Um número cada vez maior de governos estaduais e prefeituras tem usado um desleal artifício para escapar dos rigores da Lei de Responsabilidade Fiscal (LRF). Sem capacidade para pagar suas despesas, esses governos vêm decretando estado de calamidade pública – destinado a situações anormais provocadas por desastres naturais –, quando, na verdade, sofrem as consequências de mera irresponsabilidade administrativa. Por um longo período, gastaram muito mais do que podiam e agora tentam escapar das consequências legais.
O primeiro a fazer tal manobra foi o Estado do Rio de Janeiro, em junho do ano passado. Depois, vieram Rio Grande do Sul e Minas Gerais. Agora, parece ser a vez dos municípios. Segundo a Confederação Nacional dos Municípios (CNM), 62 municípios – 32 deles apenas neste mês de janeiro – decretaram estado de calamidade pública em razão de dificuldades financeiras. No Estado de São Paulo, houve a edição do decreto em Americana, Cruzeiro, Hortolândia e Catanduva.
Com a medida, os governos estaduais e as prefeituras almejam enquadrar-se na exceção prevista pela LRF, que estabelece a calamidade pública como justificativa para uma situação momentânea de desequilíbrio fiscal e isenta a respectiva administração das punições previstas para os casos de irresponsabilidade fiscal.

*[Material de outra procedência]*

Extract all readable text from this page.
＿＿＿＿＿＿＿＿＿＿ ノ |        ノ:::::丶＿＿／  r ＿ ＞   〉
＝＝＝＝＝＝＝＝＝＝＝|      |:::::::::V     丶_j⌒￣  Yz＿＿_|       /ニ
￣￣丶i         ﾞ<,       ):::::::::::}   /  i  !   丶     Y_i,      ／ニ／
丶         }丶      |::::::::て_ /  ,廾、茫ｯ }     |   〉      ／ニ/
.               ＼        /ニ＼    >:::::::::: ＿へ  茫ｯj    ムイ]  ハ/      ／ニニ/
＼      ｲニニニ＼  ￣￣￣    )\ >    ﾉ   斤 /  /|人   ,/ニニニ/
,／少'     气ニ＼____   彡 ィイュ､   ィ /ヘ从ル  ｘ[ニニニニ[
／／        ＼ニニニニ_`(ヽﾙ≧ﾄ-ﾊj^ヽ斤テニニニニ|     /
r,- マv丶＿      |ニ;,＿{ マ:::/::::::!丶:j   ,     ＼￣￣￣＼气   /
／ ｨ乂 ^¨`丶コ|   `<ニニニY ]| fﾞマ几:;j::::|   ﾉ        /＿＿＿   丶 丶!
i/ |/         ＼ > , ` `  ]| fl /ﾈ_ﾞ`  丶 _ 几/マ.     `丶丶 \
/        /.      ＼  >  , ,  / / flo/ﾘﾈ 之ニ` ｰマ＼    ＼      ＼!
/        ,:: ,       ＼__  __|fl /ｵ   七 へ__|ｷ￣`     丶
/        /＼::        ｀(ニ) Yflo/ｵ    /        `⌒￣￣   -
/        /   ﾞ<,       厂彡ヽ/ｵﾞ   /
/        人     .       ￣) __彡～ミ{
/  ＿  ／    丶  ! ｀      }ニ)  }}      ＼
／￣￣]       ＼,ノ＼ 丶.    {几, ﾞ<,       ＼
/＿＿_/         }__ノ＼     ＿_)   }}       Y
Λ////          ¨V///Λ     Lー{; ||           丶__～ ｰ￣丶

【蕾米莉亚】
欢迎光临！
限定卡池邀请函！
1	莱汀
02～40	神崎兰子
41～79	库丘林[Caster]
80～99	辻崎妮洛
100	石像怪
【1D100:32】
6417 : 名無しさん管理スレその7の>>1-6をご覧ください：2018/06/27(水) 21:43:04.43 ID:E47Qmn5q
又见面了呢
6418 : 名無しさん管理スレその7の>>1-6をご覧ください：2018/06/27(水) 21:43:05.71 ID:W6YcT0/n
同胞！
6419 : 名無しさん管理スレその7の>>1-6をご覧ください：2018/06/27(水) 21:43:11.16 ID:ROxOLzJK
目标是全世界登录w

Por exemplo, o art. 9.º da LRF estabelece que, constatada ao final de um bimestre a impossibilidade de a receita cumprir as metas fiscais previstas, “os Poderes e o Ministério Público promoverão, por ato próprio e nos montantes necessários, nos trinta dias subsequentes, limitação de empenho e movimentação financeira, segundo os critérios fixados pela lei de diretrizes orçamentárias”. Em busca de um mínimo de racionalidade na administração pública, a lei impõe uma medida elementar: se há estimativa de que as despesas serão maiores que as receitas, os governantes devem diminuir as despesas.
O art. 65, II da mesma lei prevê, no entanto, que, “na ocorrência de calamidade pública reconhecida pelo Congresso Nacional, no caso da União, ou pelas Assembleias Legislativas, na hipótese dos Estados e municípios, enquanto perdurar a situação, serão dispensados o atingimento dos resultados fiscais e a limitação de empenho prevista no art. 9.º”. Ou seja, diante de uma situação de calamidade pública, permite-se a um governo gastar mais do que seria permitido numa situação normal, justamente para que se possa enfrentar adequadamente a calamidade.
No caso dos recentes decretos estaduais e municipais, não há qualquer calamidade pública. Há um grave desequilíbrio fiscal, decorrente de uma gestão pública irresponsável, que gastou mais do que devia. O uso nesses casos da exceção prevista na LRF apenas agrava o problema, já que são liberados para gastar mais justamente aqueles governos que mais deveriam conter suas despesas. É simplesmente o oposto do que a LRF prevê.
Na verdade, os municípios não parecem estar muito preocupados em observar o espírito da lei nem tampouco suas regras. Algumas prefeituras simplesmente editaram o decreto de calamidade pública, sem sequer obter a aprovação do Legislativo, descumprindo assim a exigência prevista na LRF para esses casos.
O desequilíbrio fiscal é muito mais do que mera questão legal. Trata-se de um problema administrativo sério, mesmo que a lei eventualmente não estabeleça alguma punição aos gestores públicos. Gastar mais do que arrecada é sempre uma situação insustentável, que – além de tornar o ambiente econômico mais instável – coloca em risco a continuidade da prestação de muitos serviços públicos, deixando especialmente vulnerável a população mais pobre, que mais depende da atuação estatal.
A solução do problema fiscal está justamente em não fechar os olhos à discrepância entre receitas e despesas – e a Lei de Responsabilidade Fiscal é parte necessária desse caminho. Atalhos a ela não costumam levar a bom destino.